Sheriff Dan Bullock explained to the commission why the department is in possession of the firearms.

November 1, 2019

Disposing of surplus firearms at the sheriff's department was a topic of business during the St. Francois County Commission's regular session Tuesday.

Sheriff Dan Bullock explained to the commission why the department is in possession of the firearms.

"These are weapons that have been approved through the years, the last 20-30 years by the sheriff's department," he said. "Weapons that have been dropped off or donated to the sheriff's department. They are not the type of weapons that police normally use, a lot of these are hunting weapons, target-shooting weapons that are just laying over there, been there for years."

Bullock wants to sell the weapons to utilize the funds for more appropriate arms for his deputies. Currently the sheriff's deputies have to supply their own sidearms for duty.

"Our ultimate goal is to change the sheriff's department over where everyone's carrying the same caliber weapon, same type of weapon where we can interchange ammunition, all weapons work and function the same," he said. "When you come to work over there, you furnish your own weapon. It has to be a centerfire handgun, if it's a Colt or Smith and Wesson, or Ruger or whatever.

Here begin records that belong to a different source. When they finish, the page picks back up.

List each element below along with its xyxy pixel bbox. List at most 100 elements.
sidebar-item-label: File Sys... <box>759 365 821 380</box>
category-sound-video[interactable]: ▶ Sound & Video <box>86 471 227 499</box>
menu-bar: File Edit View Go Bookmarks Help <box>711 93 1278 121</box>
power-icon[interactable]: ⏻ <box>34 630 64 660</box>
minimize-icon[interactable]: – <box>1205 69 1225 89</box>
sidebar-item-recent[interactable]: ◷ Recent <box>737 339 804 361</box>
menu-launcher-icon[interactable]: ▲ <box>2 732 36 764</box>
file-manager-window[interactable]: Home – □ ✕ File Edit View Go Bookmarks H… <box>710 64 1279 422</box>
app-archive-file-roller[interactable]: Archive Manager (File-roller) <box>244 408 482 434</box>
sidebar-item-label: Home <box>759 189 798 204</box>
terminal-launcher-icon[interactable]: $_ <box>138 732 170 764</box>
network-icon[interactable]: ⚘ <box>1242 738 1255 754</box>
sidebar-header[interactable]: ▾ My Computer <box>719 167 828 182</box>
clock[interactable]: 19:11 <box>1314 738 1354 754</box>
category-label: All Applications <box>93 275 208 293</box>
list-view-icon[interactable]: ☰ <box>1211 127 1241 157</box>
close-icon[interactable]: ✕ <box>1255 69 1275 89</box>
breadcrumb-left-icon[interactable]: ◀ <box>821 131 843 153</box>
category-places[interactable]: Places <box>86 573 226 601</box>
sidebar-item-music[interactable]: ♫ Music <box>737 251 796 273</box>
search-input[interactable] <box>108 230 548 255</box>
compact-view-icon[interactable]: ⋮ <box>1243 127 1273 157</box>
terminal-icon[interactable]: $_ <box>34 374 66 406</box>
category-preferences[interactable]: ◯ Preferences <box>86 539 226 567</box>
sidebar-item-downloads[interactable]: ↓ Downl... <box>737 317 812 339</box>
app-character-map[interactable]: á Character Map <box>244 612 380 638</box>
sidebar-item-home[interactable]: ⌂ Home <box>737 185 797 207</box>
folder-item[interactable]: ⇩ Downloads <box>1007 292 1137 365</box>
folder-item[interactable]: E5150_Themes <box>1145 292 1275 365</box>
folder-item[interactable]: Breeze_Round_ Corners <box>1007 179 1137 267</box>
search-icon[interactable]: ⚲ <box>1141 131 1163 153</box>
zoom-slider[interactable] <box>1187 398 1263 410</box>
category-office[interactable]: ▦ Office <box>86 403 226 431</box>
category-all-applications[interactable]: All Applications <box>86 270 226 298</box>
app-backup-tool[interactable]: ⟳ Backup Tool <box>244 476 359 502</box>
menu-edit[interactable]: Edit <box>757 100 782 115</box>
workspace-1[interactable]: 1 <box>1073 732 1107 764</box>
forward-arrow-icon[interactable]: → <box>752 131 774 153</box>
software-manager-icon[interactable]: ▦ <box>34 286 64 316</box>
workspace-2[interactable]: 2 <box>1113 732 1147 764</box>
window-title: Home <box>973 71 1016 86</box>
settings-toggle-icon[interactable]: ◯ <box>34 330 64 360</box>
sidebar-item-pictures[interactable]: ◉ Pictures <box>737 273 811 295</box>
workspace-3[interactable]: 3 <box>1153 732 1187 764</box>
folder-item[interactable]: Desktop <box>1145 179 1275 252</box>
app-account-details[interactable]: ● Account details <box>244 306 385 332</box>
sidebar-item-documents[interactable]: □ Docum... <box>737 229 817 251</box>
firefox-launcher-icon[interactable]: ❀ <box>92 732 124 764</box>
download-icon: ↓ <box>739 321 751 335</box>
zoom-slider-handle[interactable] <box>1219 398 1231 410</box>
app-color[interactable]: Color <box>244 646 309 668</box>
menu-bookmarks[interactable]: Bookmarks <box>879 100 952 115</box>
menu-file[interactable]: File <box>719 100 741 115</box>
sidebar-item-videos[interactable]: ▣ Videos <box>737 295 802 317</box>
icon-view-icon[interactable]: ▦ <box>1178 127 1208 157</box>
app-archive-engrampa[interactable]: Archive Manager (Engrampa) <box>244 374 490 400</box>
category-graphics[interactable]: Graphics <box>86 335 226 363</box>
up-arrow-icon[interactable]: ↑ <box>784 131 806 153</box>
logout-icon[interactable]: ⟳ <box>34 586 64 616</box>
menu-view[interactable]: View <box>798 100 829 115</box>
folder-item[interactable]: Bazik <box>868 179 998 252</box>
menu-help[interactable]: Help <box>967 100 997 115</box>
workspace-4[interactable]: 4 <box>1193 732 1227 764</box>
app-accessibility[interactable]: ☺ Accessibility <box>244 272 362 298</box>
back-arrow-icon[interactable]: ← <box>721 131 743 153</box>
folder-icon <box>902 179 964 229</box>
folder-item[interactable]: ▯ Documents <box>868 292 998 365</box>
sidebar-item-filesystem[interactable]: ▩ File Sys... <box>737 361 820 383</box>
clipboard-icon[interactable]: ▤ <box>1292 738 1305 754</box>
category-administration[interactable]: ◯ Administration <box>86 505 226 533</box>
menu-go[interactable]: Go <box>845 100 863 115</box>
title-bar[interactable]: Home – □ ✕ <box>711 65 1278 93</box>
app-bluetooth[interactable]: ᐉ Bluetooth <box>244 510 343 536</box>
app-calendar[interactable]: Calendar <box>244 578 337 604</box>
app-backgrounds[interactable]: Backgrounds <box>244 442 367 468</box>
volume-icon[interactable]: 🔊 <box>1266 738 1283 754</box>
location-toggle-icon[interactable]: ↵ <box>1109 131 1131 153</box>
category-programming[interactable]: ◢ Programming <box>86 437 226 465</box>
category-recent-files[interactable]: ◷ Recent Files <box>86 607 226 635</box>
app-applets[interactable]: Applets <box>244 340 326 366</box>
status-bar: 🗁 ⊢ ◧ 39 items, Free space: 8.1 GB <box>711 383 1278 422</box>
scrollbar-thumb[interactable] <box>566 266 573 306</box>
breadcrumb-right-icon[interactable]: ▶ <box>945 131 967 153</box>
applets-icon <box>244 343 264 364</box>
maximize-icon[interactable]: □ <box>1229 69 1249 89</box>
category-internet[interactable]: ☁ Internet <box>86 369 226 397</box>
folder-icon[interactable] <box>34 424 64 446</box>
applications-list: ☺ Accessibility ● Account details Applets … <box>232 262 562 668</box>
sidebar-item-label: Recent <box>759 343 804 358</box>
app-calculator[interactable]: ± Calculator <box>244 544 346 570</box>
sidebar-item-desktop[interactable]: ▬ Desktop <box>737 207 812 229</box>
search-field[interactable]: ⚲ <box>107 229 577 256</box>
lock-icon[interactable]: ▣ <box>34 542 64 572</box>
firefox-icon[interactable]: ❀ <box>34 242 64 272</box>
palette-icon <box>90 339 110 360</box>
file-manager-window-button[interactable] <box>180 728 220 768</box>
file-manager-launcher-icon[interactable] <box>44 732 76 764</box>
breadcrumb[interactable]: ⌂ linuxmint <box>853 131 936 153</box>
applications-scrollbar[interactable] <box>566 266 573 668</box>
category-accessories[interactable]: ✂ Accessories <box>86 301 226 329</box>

Because you buy it yourself, we don't actually say you have to have a Colt 1911 on your side when you go to work here."

Associate Commissioner Gay Wilkinson clarified, asking, "The county doesn't provide them a weapon? But with this program you would have county-owned firearms?"

According to Bullock, it will be an expensive project to supply firearms to all 56 sworn law enforcement officers in the sheriff's employ. The funds from the sale would not be near enough to cover buying everyone handguns. However, he has been supplying patrol rifles through extra funding similar to this.

Wilkinson asked Bullock if he would sell the surplus through a licensed dealer.

"There's several ways we could do this," Bullock said. "We could go to the local gun dealers, which is something I like to do, and either sell them to resell, or trade them for store credit where we could purchase."

Presiding Commission Harold Gallaher cleared up a point of confusion on his part where he understood the weapons were obtained from confiscations.

"There will be a point before long, we are working on that right now, Cpl. Scott Miller is going through our evidence room," Bullock said. "We are going to have confiscated weapons, probably about 100 or so, we are going to be getting rid of before long, too."

Gallaher noted that there are 16 firearms on the list provided by the sheriff. Three are 12 gauge shotguns and the rest are rifles and pistols of mixed brands and calibers.

The commission approved the sheriff's recommendation to sell the firearms at his discretion. Bullock explained his reasoning at having a licensed dealer buy the weapons.

"We will probably put it out to all the gun dealers rather than trying to sell to individuals," he said. "I would like to have an auction and sell to the public, but with the firearms laws, we will probably go through dealers and see who can give us the best deal."